Avignon OFF : l’univers du “Music Hall” !
L’univers du music hall n’est pas toujours tendre avec ses artistes. La pièce Music Hall de Jean-Luc Lagarce retrace l’histoire de cette fille bercée d’illusions dans un monde où il est difficile de se faire sa place. Un spectacle à découvrir durant le Festival d’Avignon.
L’écriture singulière de Lagarce
La jeune metteuse en scène Sophie Planté a eu l’audace de présenter la pièce de Jean-Luc Lagarce Music Hall à Avignon, déjà mise en scène des dizaines de fois en France et à l’étranger. C’est avec talent qu’elle réussit à faire sonner ce texte si singulier, bercé par l’écriture inhabituelle d’un auteur de renom.
Comme tous les soirs depuis maintenant un certain temps, la fille prend place sur la scène d’un music hall pour faire son show. Comme tous les soirs, il faut savoir s’adapter au lieu, au matériel, aux régisseurs. Comme tous les soirs, il faut se retenir de crier et prendre sur soi, accepter les conditions dérisoires et jouer. Jouer même s’il n’y a personne dans la salle, jouer même si le cœur n’y est pas toujours.

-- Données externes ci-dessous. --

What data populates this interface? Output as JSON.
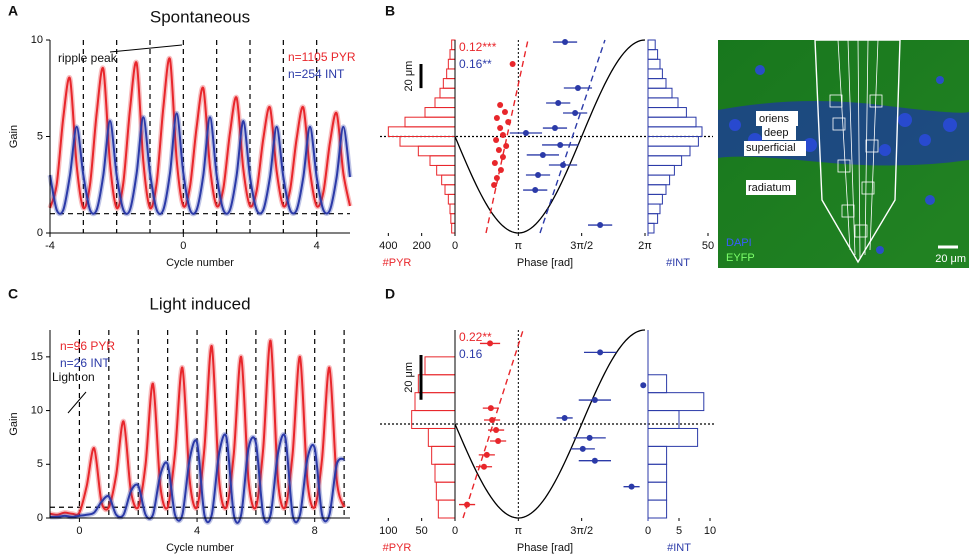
{
  "chart_data": [
    {
      "type": "line",
      "panel": "A",
      "title": "Spontaneous",
      "xlabel": "Cycle number",
      "ylabel": "Gain",
      "annotations": [
        "ripple peak"
      ],
      "legend": "upper right",
      "x": [
        -4,
        -3.8,
        -3.6,
        -3.4,
        -3.2,
        -3,
        -2.8,
        -2.6,
        -2.4,
        -2.2,
        -2,
        -1.8,
        -1.6,
        -1.4,
        -1.2,
        -1,
        -0.8,
        -0.6,
        -0.4,
        -0.2,
        0,
        0.2,
        0.4,
        0.6,
        0.8,
        1,
        1.2,
        1.4,
        1.6,
        1.8,
        2,
        2.2,
        2.4,
        2.6,
        2.8,
        3,
        3.2,
        3.4,
        3.6,
        3.8,
        4,
        4.2,
        4.4,
        4.6,
        4.8,
        5
      ],
      "series": [
        {
          "name": "n=1105 PYR",
          "color": "#e8262b",
          "values": [
            1.3,
            2.5,
            6,
            8,
            3.5,
            1.3,
            2.5,
            6.2,
            8.5,
            3.6,
            1.3,
            2.6,
            6.4,
            8.8,
            3.7,
            1.3,
            2.6,
            6.5,
            9,
            3.8,
            1.4,
            2.4,
            5.5,
            7.5,
            3.4,
            1.4,
            2.3,
            5.2,
            7,
            3.3,
            1.4,
            2.2,
            4.9,
            6.5,
            3.2,
            1.4,
            2.2,
            4.9,
            6.5,
            3.2,
            1.4,
            2.1,
            4.7,
            6.2,
            3.1,
            1.4
          ]
        },
        {
          "name": "n=254 INT",
          "color": "#2b3aa8",
          "values": [
            3,
            1.2,
            1.2,
            3,
            5.5,
            3,
            1.2,
            1.2,
            3,
            5.8,
            3,
            1.2,
            1.2,
            3.1,
            6,
            3.1,
            1.2,
            1.2,
            3.1,
            6.2,
            3.1,
            1.2,
            1.2,
            3,
            6,
            3,
            1.2,
            1.2,
            3,
            5.8,
            2.9,
            1.2,
            1.2,
            2.9,
            5.5,
            2.9,
            1.2,
            1.2,
            2.9,
            5.5,
            2.9,
            1.2,
            1.2,
            2.9,
            5.5,
            2.9
          ]
        }
      ],
      "xlim": [
        -4,
        5
      ],
      "xticks": [
        -4,
        0,
        4
      ],
      "ylim": [
        0,
        10
      ],
      "yticks": [
        0,
        5,
        10
      ],
      "baseline": 1
    },
    {
      "type": "phase_depth",
      "panel": "B",
      "xlabel": "Phase [rad]",
      "scalebar": {
        "value": 20,
        "label": "20 μm"
      },
      "ylim": [
        -80,
        80
      ],
      "xlim": [
        1.5708,
        6.2832
      ],
      "xticks": [
        {
          "value": 3.1416,
          "label": "π"
        },
        {
          "value": 4.7124,
          "label": "3π/2"
        },
        {
          "value": 6.2832,
          "label": "2π"
        }
      ],
      "bins": [
        -80,
        -72,
        -64,
        -56,
        -48,
        -40,
        -32,
        -24,
        -16,
        -8,
        0,
        8,
        16,
        24,
        32,
        40,
        48,
        56,
        64,
        72,
        80
      ],
      "pyr_hist": {
        "label": "#PYR",
        "color": "#e8262b",
        "counts": [
          20,
          25,
          30,
          40,
          60,
          80,
          110,
          150,
          220,
          330,
          400,
          300,
          180,
          120,
          90,
          70,
          50,
          40,
          30,
          20
        ],
        "xlim": [
          420,
          0
        ],
        "xticks": [
          400,
          200,
          0
        ]
      },
      "int_hist": {
        "label": "#INT",
        "color": "#2b3aa8",
        "counts": [
          5,
          8,
          10,
          12,
          15,
          18,
          22,
          28,
          35,
          42,
          45,
          40,
          32,
          25,
          20,
          15,
          12,
          10,
          8,
          6
        ],
        "xlim": [
          0,
          50
        ],
        "xticks": [
          50
        ]
      },
      "series": [
        {
          "name": "0.12***",
          "color": "#e8262b",
          "x": [
            3.0,
            2.69,
            2.81,
            2.61,
            2.89,
            2.69,
            2.76,
            2.59,
            2.84,
            2.66,
            2.76,
            2.56,
            2.71,
            2.61,
            2.54
          ],
          "y": [
            60.1,
            26.1,
            20.3,
            15.3,
            12.0,
            7.0,
            1.2,
            -2.9,
            -7.9,
            -11.2,
            -17.0,
            -22.0,
            -27.8,
            -34.4,
            -40.2
          ],
          "fit": {
            "x": [
              2.34,
              3.38
            ],
            "y": [
              -80,
              80
            ]
          }
        },
        {
          "name": "0.16**",
          "color": "#2b3aa8",
          "x": [
            4.3,
            4.62,
            4.13,
            4.55,
            4.05,
            3.33,
            4.18,
            3.75,
            4.25,
            3.63,
            3.56,
            5.17
          ],
          "y": [
            78.3,
            40.2,
            27.8,
            19.5,
            7.0,
            2.9,
            -7.0,
            -15.3,
            -23.6,
            -31.9,
            -44.4,
            -73.4
          ],
          "xerr": [
            0.3,
            0.35,
            0.3,
            0.3,
            0.3,
            0.4,
            0.45,
            0.4,
            0.35,
            0.3,
            0.3,
            0.3
          ],
          "fit": {
            "x": [
              3.68,
              5.29
            ],
            "y": [
              -80,
              80
            ]
          }
        }
      ]
    },
    {
      "type": "line",
      "panel": "C",
      "title": "Light induced",
      "xlabel": "Cycle number",
      "ylabel": "Gain",
      "annotations": [
        "Light on"
      ],
      "legend": "upper left",
      "x": [
        -1,
        -0.75,
        -0.5,
        -0.25,
        0,
        0.25,
        0.5,
        0.75,
        1,
        1.25,
        1.5,
        1.75,
        2,
        2.25,
        2.5,
        2.75,
        3,
        3.25,
        3.5,
        3.75,
        4,
        4.25,
        4.5,
        4.75,
        5,
        5.25,
        5.5,
        5.75,
        6,
        6.25,
        6.5,
        6.75,
        7,
        7.25,
        7.5,
        7.75,
        8,
        8.25,
        8.5,
        8.75,
        9
      ],
      "series": [
        {
          "name": "n=96 PYR",
          "color": "#e8262b",
          "values": [
            0.4,
            0.3,
            0.5,
            0.4,
            0.5,
            3,
            6.5,
            1.5,
            1,
            4,
            9,
            2.5,
            1,
            5,
            12.5,
            3,
            1,
            6,
            14,
            3.5,
            1,
            6.5,
            16,
            3.5,
            1,
            6,
            15,
            3.5,
            1,
            6.5,
            16.5,
            3.5,
            1,
            6,
            15,
            3.5,
            1,
            5.5,
            14,
            3.5,
            1
          ]
        },
        {
          "name": "n=26 INT",
          "color": "#2b3aa8",
          "values": [
            0.1,
            0.1,
            0.2,
            0.1,
            0.2,
            0.3,
            0.5,
            1.5,
            2,
            0.3,
            0.3,
            2.5,
            3,
            0.3,
            0.3,
            4,
            5,
            0.3,
            0.3,
            5.5,
            7,
            0.3,
            0.3,
            6,
            7.5,
            0.3,
            0.3,
            6.5,
            7,
            0.3,
            0.3,
            6,
            7.5,
            0.3,
            0.3,
            5.5,
            6.5,
            0.3,
            0.3,
            5,
            5.5
          ]
        }
      ],
      "xlim": [
        -1,
        9.2
      ],
      "xticks": [
        0,
        4,
        8
      ],
      "ylim": [
        0,
        17.5
      ],
      "yticks": [
        0,
        5,
        10,
        15
      ],
      "baseline": 1
    },
    {
      "type": "phase_depth",
      "panel": "D",
      "xlabel": "Phase [rad]",
      "scalebar": {
        "value": 20,
        "label": "20 μm"
      },
      "ylim": [
        -42,
        42
      ],
      "xlim": [
        1.5708,
        6.2832
      ],
      "xticks": [
        {
          "value": 3.1416,
          "label": "π"
        },
        {
          "value": 4.7124,
          "label": "3π/2"
        }
      ],
      "bins": [
        -42,
        -34,
        -26,
        -18,
        -10,
        -2,
        6,
        14,
        22,
        30
      ],
      "pyr_hist": {
        "label": "#PYR",
        "color": "#e8262b",
        "counts": [
          25,
          28,
          30,
          35,
          40,
          65,
          60,
          55,
          45
        ],
        "xlim": [
          105,
          0
        ],
        "xticks": [
          100,
          50,
          0
        ]
      },
      "int_hist": {
        "label": "#INT",
        "color": "#2b3aa8",
        "counts": [
          3,
          3,
          3,
          3,
          8,
          5,
          9,
          3,
          0
        ],
        "xlim": [
          0,
          10
        ],
        "xticks": [
          0,
          5,
          10
        ]
      },
      "series": [
        {
          "name": "0.22**",
          "color": "#e8262b",
          "x": [
            2.44,
            2.46,
            2.49,
            2.59,
            2.64,
            2.36,
            2.29,
            1.87
          ],
          "y": [
            36.0,
            7.1,
            1.8,
            -2.7,
            -7.6,
            -13.8,
            -19.1,
            -36.0
          ],
          "xerr": [
            0.25,
            0.2,
            0.2,
            0.2,
            0.2,
            0.2,
            0.2,
            0.2
          ],
          "fit": {
            "x": [
              1.77,
              3.26
            ],
            "y": [
              -42,
              42
            ]
          }
        },
        {
          "name": "0.16",
          "color": "#2b3aa8",
          "x": [
            5.17,
            6.24,
            5.04,
            4.29,
            4.91,
            4.74,
            5.04,
            5.95
          ],
          "y": [
            32.0,
            17.3,
            10.7,
            2.7,
            -6.2,
            -11.1,
            -16.4,
            -28.0
          ],
          "xerr": [
            0.4,
            0.05,
            0.4,
            0.2,
            0.4,
            0.3,
            0.4,
            0.2
          ]
        }
      ]
    }
  ],
  "image_panel": {
    "labels": [
      "oriens",
      "deep",
      "superficial",
      "radiatum"
    ],
    "legend": [
      "DAPI",
      "EYFP"
    ],
    "scalebar": "20 μm"
  }
}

L’écriture de Lagarce a pour particularité de se baser sur les répétitions. Il revient sur ses phrases, reprend les mêmes mots, opère des retours en arrière pour mieux repartir. Cette écriture donne à voir un même show de diverses manières. On est plongé dans les souvenirs de cette Fille qui revit indéfiniment ses représentations. Cette Fille bercée d’illusions, qui rêve d’être une diva, mais qui doit faire face à des situations ridicules et désespérantes.
L’univers du music hall
Sophie Planté a réussi avec une scénographie très simple à rendre compte de l’univers du music hall. Sur un parquet craquant se dressent un tabouret, un piano, un rideau à franges argentées, une table à roulette dressée d’une valise-loge et un portant à vêtements. S’ajoutent à cette scénographie quelques objets : des valises et un magnétophone à bandes magnétiques. Tout est vieux et délabré. Il pèse sur scène une atmosphère lourde, emplie de mélancolie. Une unique source de lumière, un halo blanc bancal qui tente de suivre les comédiens.
A faire ce show et à raconter leurs aventures désespérantes, ils sont quatre : la Fille, le Premier Boy, le Deuxième Boy et le pianiste. Leurs costumes délabrés et poussiéreux respirent leur misère. Leur maquillage affiche fièrement leur tristesse. D’un côté, le pianiste semble sortir de sa tombe, les yeux noirs et le teint pâle, de l’autre, les Boys arborent un sourire forcé, les pommettes d’un rouge éclatant. Quant à la Fille, sa tenue et son maquillage se détériorent petit à petit, au fil de la dégringolade. Elle qui voulait briller sous les projecteurs se retrouve terrassée par la réalité.
Un show de music hall
Ce même show répété, et répété, et répété mêle au théâtre la musique, le chant et la danse. Sur la mélodie du piano, la chanson “De temps en temps” de Joséphine Baker résonne. Tous chantent, à tour de rôle, et réalisent les pas d’une petite chorégraphie. Leur show est touchant, il respire le désir d’être vu et écouté.
Music Hall vous fait entrer dans un monde de fantasmes, celui d’une Fille qui veut être aimée mais qui fait face aux dures journées qui s’enchaînent inlassablement. Un spectacle adapté de Jean-Luc Lagarce, mis en scène et chorégraphié par Sophie Planté, interprété par Sophie Planté, Charles Leys, Yohan Leriche et Vincent Lagahe. Présentée du 7 au 30 juillet, à 21h25, à Pierre de Lune, dans le cadre du festival OFF d’Avignon 2022.